Molecular phylogenetic tree of cutinases of fungal species with different lifestyles. The phylogenetic tree was inferred by using the Maximum Likelihood method and Whelan and Goldman + Freq. model [82]. Gamma distribution was used to model evolutionary rate differences among sites [five categories (+G, parameter = 1.1745)]. The tree with the highest log likelihood (−26,692.25) is shown. The percentage of trees in which the associated taxa clustered together is shown next to the branches following 1000 bootstrap replications. The tree is drawn to scale, with branch lengths measured in the number of substitutions per site. There was a total of 612 positions in the final dataset. Evolutionary analyses were conducted in MEGA X [83]. The analysis involved the full protein sequences of 68 characterised and/or putative cutinases belonging to fungal species with different lifestyles based on blast analysis against the well-characterised and structurally resolved Fusarium solani cutinase (AAL18697). All of these proteins exhibited >30% sequence identity vs. the Fusarium solani cutinase.

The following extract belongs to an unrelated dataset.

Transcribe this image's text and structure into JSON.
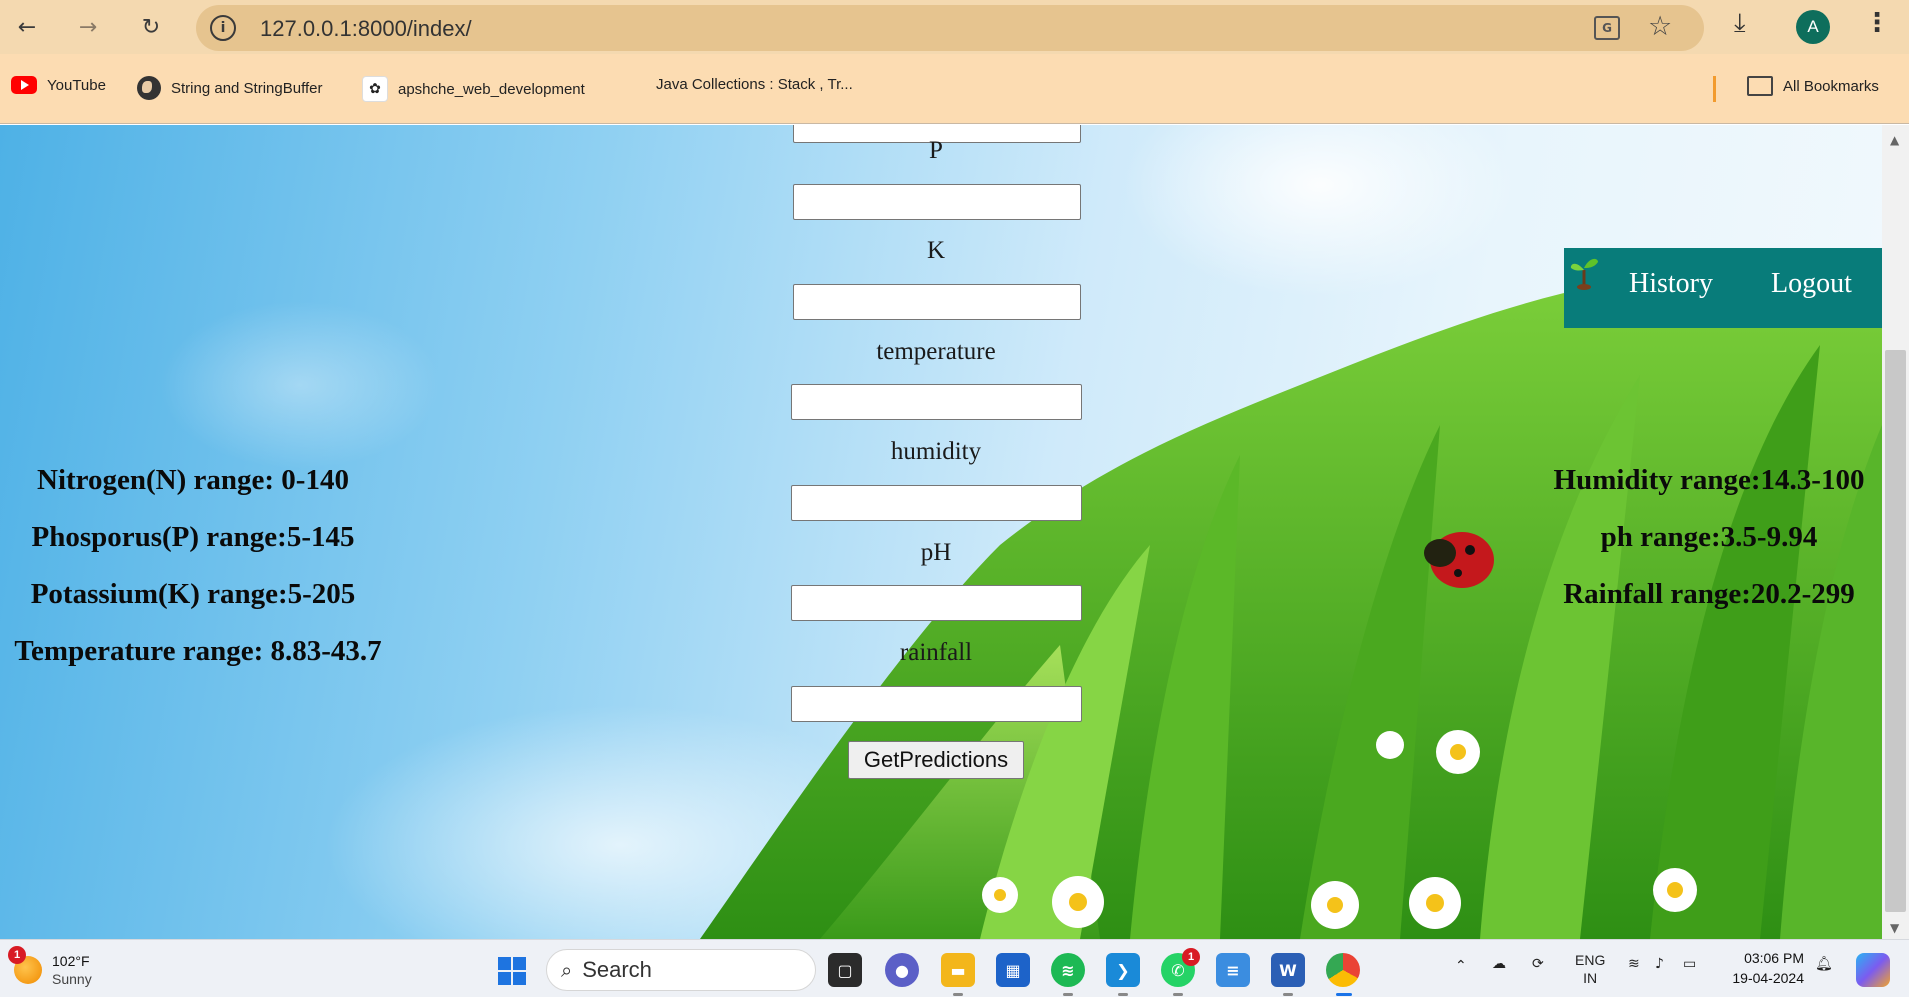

The isolated proteins belong to 32 necrotrophic (●), 24 hemibiotrophic (●), three biotrophic (●), and nine saprotrophic (●) fungal species. In addition, cutinases from each fungal species are classified to the following Ascomycota classes: Sordariomycetes (∆), Dothideomycetes (◻), Leotiomycetes (♢), and Eurotiomycetes (ο). For outgroups, we have used the full protein sequences of cutinases isolated from Arabidopsis thaliana, Streptomyces scabiei and Mycobacterium spp. Protein IDs are given in parenthesis following the species name.